Platform digital dirancang memberi gratifikasi instan berupa hiburan singkat dan rangsangan visual cepat. Sebaliknya, menulis jurnal menuntut kerja mendalam, konsentrasi panjang, serta hasil yang tidak langsung terasa.
Ketimpangan ini membuat otak lebih mudah memilih layar gawai dibanding tumpukan jurnal ilmiah. Selain faktor digital, hambatan internal berperan signifikan. Mitos “menunggu mood” menyumbang 25 persen, disusul perasaan “belum siap mental” sebesar 10 persen.
Jika digabungkan, lebih dari sepertiga hambatan berasal dari dalam diri mahasiswa.
Menunggu mood sering kali berkaitan dengan perfeksionisme, yaitu keinginan menulis dalam kondisi ideal yang nyaris tidak pernah datang.
Padahal, penulisan ilmiah proses bertahap yang membutuhkan disiplin, bukan inspirasi sesaat. Ketidaksiapan mental juga muncul karena jurnal dipersepsikan sebagai beban besar yang harus diselesaikan sekaligus, bukan pekerjaan yang bisa dipecah menjadi bagian kecil.
Hambatan lain datang dari aspek teknis dan komunikasi.
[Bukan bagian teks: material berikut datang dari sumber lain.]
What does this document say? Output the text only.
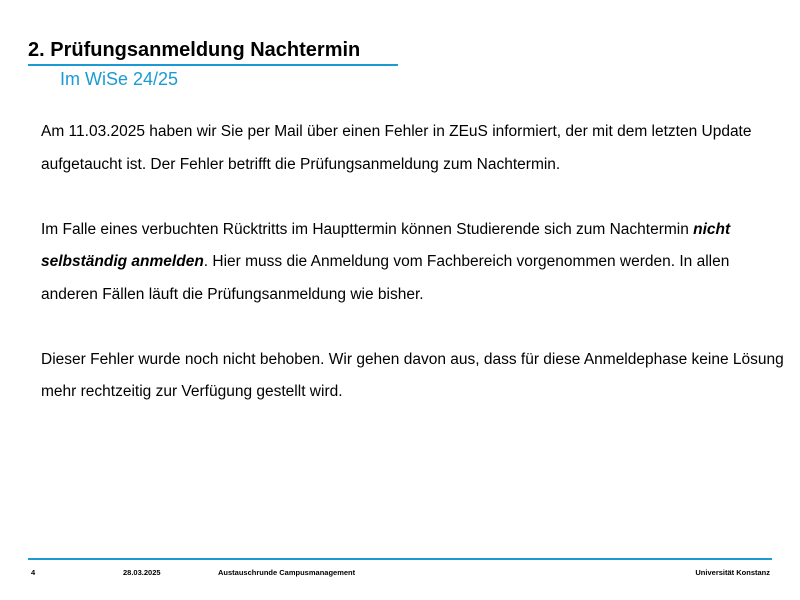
2. Prüfungsanmeldung Nachtermin
Im WiSe 24/25

Am 11.03.2025 haben wir Sie per Mail über einen Fehler in ZEuS informiert, der mit dem letzten Update aufgetaucht ist. Der Fehler betrifft die Prüfungsanmeldung zum Nachtermin.

Im Falle eines verbuchten Rücktritts im Haupttermin können Studierende sich zum Nachtermin nicht selbständig anmelden. Hier muss die Anmeldung vom Fachbereich vorgenommen werden. In allen anderen Fällen läuft die Prüfungsanmeldung wie bisher.

Dieser Fehler wurde noch nicht behoben. Wir gehen davon aus, dass für diese Anmeldephase keine Lösung mehr rechtzeitig zur Verfügung gestellt wird.

4	28.03.2025	Austauschrunde Campusmanagement	Universität Konstanz
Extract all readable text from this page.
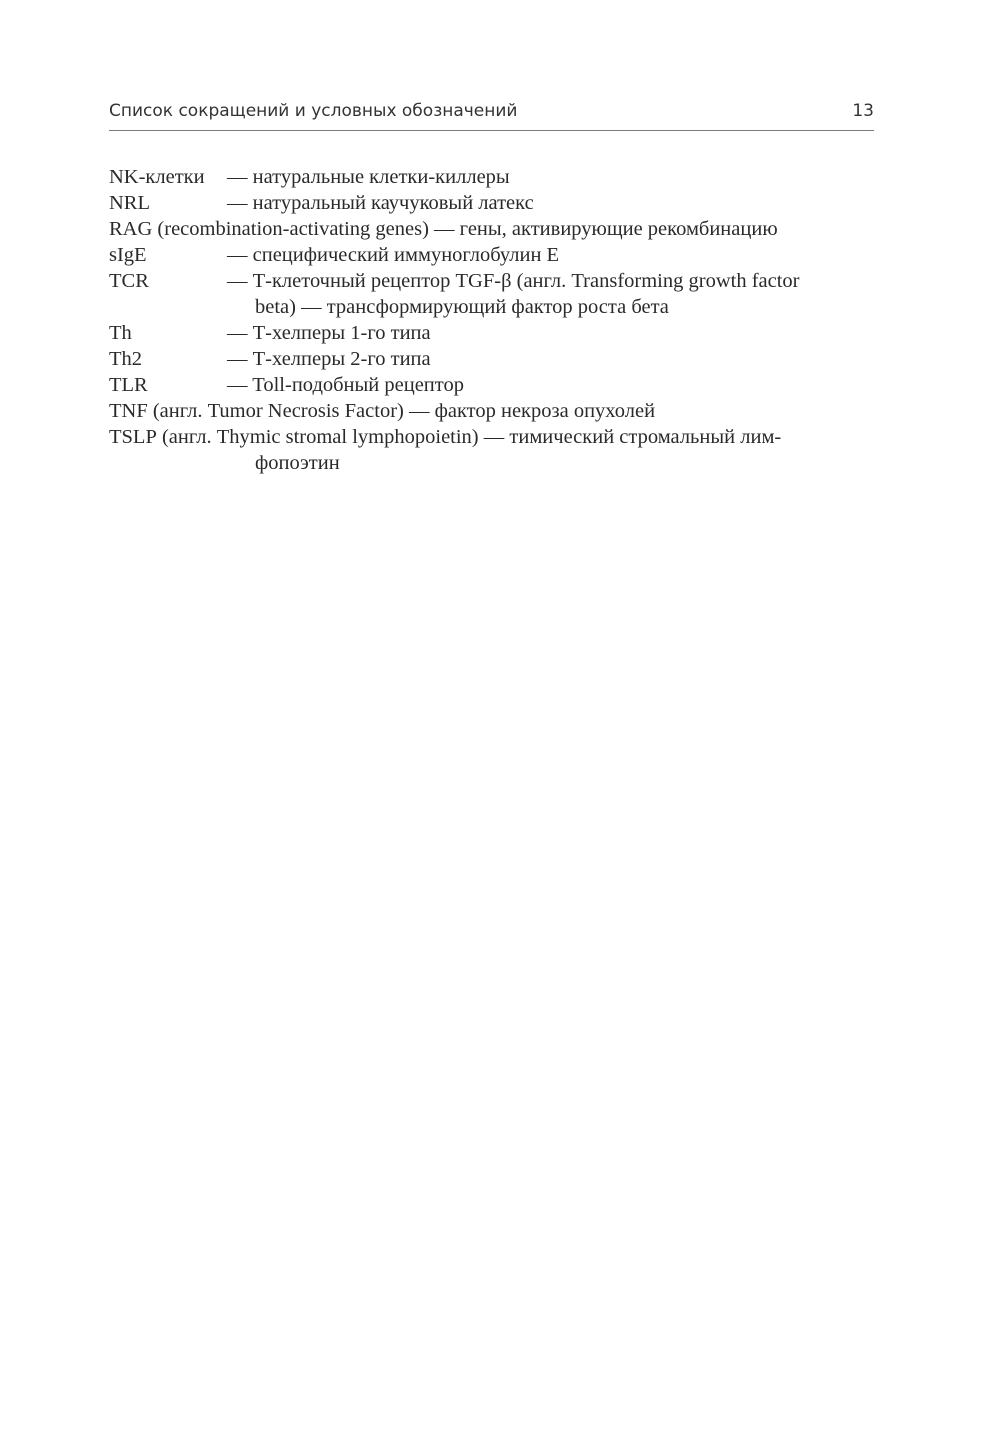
Список сокращений и условных обозначений	13
NK-клетки — натуральные клетки-киллеры
NRL	— натуральный каучуковый латекс
RAG (recombination-activating genes) — гены, активирующие рекомбинацию
sIgE	— специфический иммуноглобулин Е
TCR	— Т-клеточный рецептор TGF-β (англ. Transforming growth factor
beta) — трансформирующий фактор роста бета
Th	— Т-хелперы 1-го типа
Th2	— Т-хелперы 2-го типа
TLR	— Toll-подобный рецептор
TNF (англ. Tumor Necrosis Factor) — фактор некроза опухолей
TSLP (англ. Thymic stromal lymphopoietin) — тимический стромальный лим-
фопоэтин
Sebanyak 20 persen mahasiswa menunda karena menunggu balasan dosen, sementara 15 persen merasa malas mengatur referensi. Komunikasi yang lambat memang bisa menjadi kendala, tetapi sering kali dijadikan alasan untuk berhenti total.
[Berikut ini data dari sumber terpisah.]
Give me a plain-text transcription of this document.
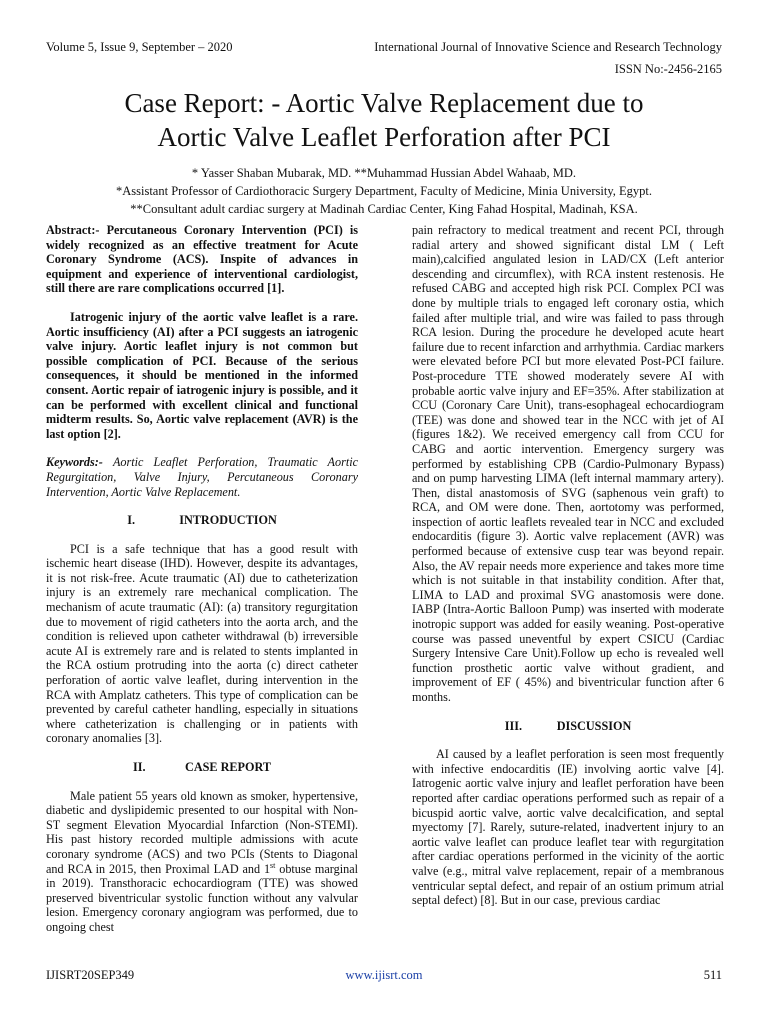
Volume 5, Issue 9, September – 2020	International Journal of Innovative Science and Research Technology
ISSN No:-2456-2165
Case Report: - Aortic Valve Replacement due to
Aortic Valve Leaflet Perforation after PCI

* Yasser Shaban Mubarak, MD. **Muhammad Hussian Abdel Wahaab, MD.

*Assistant Professor of Cardiothoracic Surgery Department, Faculty of Medicine, Minia University, Egypt.

**Consultant adult cardiac surgery at Madinah Cardiac Center, King Fahad Hospital, Madinah, KSA.

Abstract:- Percutaneous Coronary Intervention (PCI) is widely recognized as an effective treatment for Acute Coronary Syndrome (ACS). Inspite of advances in equipment and experience of interventional cardiologist, still there are rare complications occurred [1].

Iatrogenic injury of the aortic valve leaflet is a rare. Aortic insufficiency (AI) after a PCI suggests an iatrogenic valve injury. Aortic leaflet injury is not common but possible complication of PCI. Because of the serious consequences, it should be mentioned in the informed consent. Aortic repair of iatrogenic injury is possible, and it can be performed with excellent clinical and functional midterm results. So, Aortic valve replacement (AVR) is the last option [2].

Keywords:- Aortic Leaflet Perforation, Traumatic Aortic Regurgitation, Valve Injury, Percutaneous Coronary Intervention, Aortic Valve Replacement.

I.	INTRODUCTION

PCI is a safe technique that has a good result with ischemic heart disease (IHD). However, despite its advantages, it is not risk-free. Acute traumatic (AI) due to catheterization injury is an extremely rare mechanical complication. The mechanism of acute traumatic (AI): (a) transitory regurgitation due to movement of rigid catheters into the aorta arch, and the condition is relieved upon catheter withdrawal (b) irreversible acute AI is extremely rare and is related to stents implanted in the RCA ostium protruding into the aorta (c) direct catheter perforation of aortic valve leaflet, during intervention in the RCA with Amplatz catheters. This type of complication can be prevented by careful catheter handling, especially in situations where catheterization is challenging or in patients with coronary anomalies [3].

II.	CASE REPORT

Male patient 55 years old known as smoker, hypertensive, diabetic and dyslipidemic presented to our hospital with Non-ST segment Elevation Myocardial Infarction (Non-STEMI). His past history recorded multiple admissions with acute coronary syndrome (ACS) and two PCIs (Stents to Diagonal and RCA in 2015, then Proximal LAD and 1st obtuse marginal in 2019). Transthoracic echocardiogram (TTE) was showed preserved biventricular systolic function without any valvular lesion. Emergency coronary angiogram was performed, due to ongoing chest

pain refractory to medical treatment and recent PCI, through radial artery and showed significant distal LM ( Left main),calcified angulated lesion in LAD/CX (Left anterior descending and circumflex), with RCA instent restenosis. He refused CABG and accepted high risk PCI. Complex PCI was done by multiple trials to engaged left coronary ostia, which failed after multiple trial, and wire was failed to pass through RCA lesion. During the procedure he developed acute heart failure due to recent infarction and arrhythmia. Cardiac markers were elevated before PCI but more elevated Post-PCI failure. Post-procedure TTE showed moderately severe AI with probable aortic valve injury and EF=35%. After stabilization at CCU (Coronary Care Unit), trans-esophageal echocardiogram (TEE) was done and showed tear in the NCC with jet of AI (figures 1&2). We received emergency call from CCU for CABG and aortic intervention. Emergency surgery was performed by establishing CPB (Cardio-Pulmonary Bypass) and on pump harvesting LIMA (left internal mammary artery). Then, distal anastomosis of SVG (saphenous vein graft) to RCA, and OM were done. Then, aortotomy was performed, inspection of aortic leaflets revealed tear in NCC and excluded endocarditis (figure 3). Aortic valve replacement (AVR) was performed because of extensive cusp tear was beyond repair. Also, the AV repair needs more experience and takes more time which is not suitable in that instability condition. After that, LIMA to LAD and proximal SVG anastomosis were done. IABP (Intra-Aortic Balloon Pump) was inserted with moderate inotropic support was added for easily weaning. Post-operative course was passed uneventful by expert CSICU (Cardiac Surgery Intensive Care Unit).Follow up echo is revealed well function prosthetic aortic valve without gradient, and improvement of EF ( 45%) and biventricular function after 6 months.

III.	DISCUSSION

AI caused by a leaflet perforation is seen most frequently with infective endocarditis (IE) involving aortic valve [4]. Iatrogenic aortic valve injury and leaflet perforation have been reported after cardiac operations performed such as repair of a bicuspid aortic valve, aortic valve decalcification, and septal myectomy [7]. Rarely, suture-related, inadvertent injury to an aortic valve leaflet can produce leaflet tear with regurgitation after cardiac operations performed in the vicinity of the aortic valve (e.g., mitral valve replacement, repair of a membranous ventricular septal defect, and repair of an ostium primum atrial septal defect) [8]. But in our case, previous cardiac

IJISRT20SEP349	www.ijisrt.com	511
Padahal, banyak pekerjaan lain yang tetap bisa dilakukan sambil menunggu, seperti menyusun tinjauan pustaka atau merapikan sitasi.
Ironisnya, keengganan mengelola referensi terjadi di tengah melimpahnya perangkat lunak gratis seperti Mendeley dan Zotero. Masalahnya bukan ketiadaan alat, melainkan rendahnya literasi pemanfaatannya.
Universitas Bina Sarana Informatika (UBSI) sebagai Kampus Digital Kreatif memahami tantangan ini dan mendorong mahasiswa untuk membangun kemampuan adaptasi digital serta manajemen diri. Menulis jurnal tidak cukup hanya dengan penguasaan teori, tetapi juga memerlukan strategi kerja yang realistis.
Mengubah pola pikir dari menunggu menjadi menjemput adalah kunci utama. Jurnal ilmiah lahir dari sistem kerja yang konsisten, bukan dari mood yang datang tiba-tiba.
Membuat kerangka tulisan, menetapkan target kecil harian, serta berani melakukan tindak lanjut secara profesional adalah langkah konkret memutus siklus prokrastinasi. Mengalahkan godaan scroll dan mentalitas menunggu mood bukan lagi pilihan, melainkan keharusan agar jurnal tidak selamanya terjebak di layar kaca.